The early leaks aren't that tempting -- coming from retailers such as Half Price Books, Harbor Freight Tools, Build-a-Bear Workshop, and discount chain Fred's -- but they do show that doorbusters are alive and kicking, even if fewer shoppers are expected to brave the cold to land one this year.
While holiday retail sales are expected to rise 4.1% this year to $586.1 billion, according to the National Retail Federation, fewer people are expected to head out to stores the day after Thanksgiving to snag bargain-priced appliances and televisions, and more will shift their purchases to the Web.
Shoppers this year are starting earlier and will finish later, in an attempt to catch the best deals, analysts say. According to research firm NPD, 16% have already started their holiday shopping and an additional 21% plan to start before Thanksgiving.
Retailers are expected to be right there to court them, offering bigger deals ahead of Black Friday.

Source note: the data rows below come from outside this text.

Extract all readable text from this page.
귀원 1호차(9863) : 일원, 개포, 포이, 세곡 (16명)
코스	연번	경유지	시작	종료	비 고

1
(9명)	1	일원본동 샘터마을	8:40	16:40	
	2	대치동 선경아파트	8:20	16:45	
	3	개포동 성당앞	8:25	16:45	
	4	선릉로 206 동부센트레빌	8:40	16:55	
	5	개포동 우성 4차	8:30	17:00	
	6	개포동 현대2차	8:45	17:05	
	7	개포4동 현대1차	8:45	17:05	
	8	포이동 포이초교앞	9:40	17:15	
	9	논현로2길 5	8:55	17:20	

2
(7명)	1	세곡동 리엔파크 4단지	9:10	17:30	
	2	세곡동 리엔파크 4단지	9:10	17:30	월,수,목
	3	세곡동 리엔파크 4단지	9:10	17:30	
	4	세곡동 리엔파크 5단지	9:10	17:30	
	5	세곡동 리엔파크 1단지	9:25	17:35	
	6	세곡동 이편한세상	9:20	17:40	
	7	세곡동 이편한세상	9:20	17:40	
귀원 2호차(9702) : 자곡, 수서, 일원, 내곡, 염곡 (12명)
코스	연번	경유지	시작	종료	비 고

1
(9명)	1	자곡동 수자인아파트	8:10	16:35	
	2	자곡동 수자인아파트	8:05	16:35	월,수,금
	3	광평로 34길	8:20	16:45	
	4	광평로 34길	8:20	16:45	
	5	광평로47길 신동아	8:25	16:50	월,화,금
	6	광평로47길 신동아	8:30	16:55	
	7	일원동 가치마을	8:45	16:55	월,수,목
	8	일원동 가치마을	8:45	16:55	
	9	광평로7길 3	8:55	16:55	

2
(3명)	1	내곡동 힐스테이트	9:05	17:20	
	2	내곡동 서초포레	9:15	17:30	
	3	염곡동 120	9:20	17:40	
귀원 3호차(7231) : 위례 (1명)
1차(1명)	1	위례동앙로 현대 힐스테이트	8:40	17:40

Many stores are already hawking their layaway and price-matching guarantees in an effort to get shoppers spending early and often.
"Retailers will continue to look for ways to stand out, specifically with attractive deals on toys, electronics and apparel, even well before the 'official' start of the holiday shopping season -- Black Friday and Cyber Monday," NRF president and CEO Matthew Shay said in a press release.
The average holiday shopper is expected to spend $749.51 this year on gifts, décor, greeting cards and other items, up slightly from $740.57 last year, according to NRF.
However, this year, a bigger share of this shopping is not for the kids, friends and relatives, but a little gift for the giver. Six in 10 shoppers -- the most in the survey's history -- plan to spend an average of $139.92 on "self-gifting" this holiday season.
Of course, at least some of the shopping headaches could be avoided. The most-wished-for item this holiday season is not that tablet, book or DVD, but a gift card (59.8%.) Ho ho ho.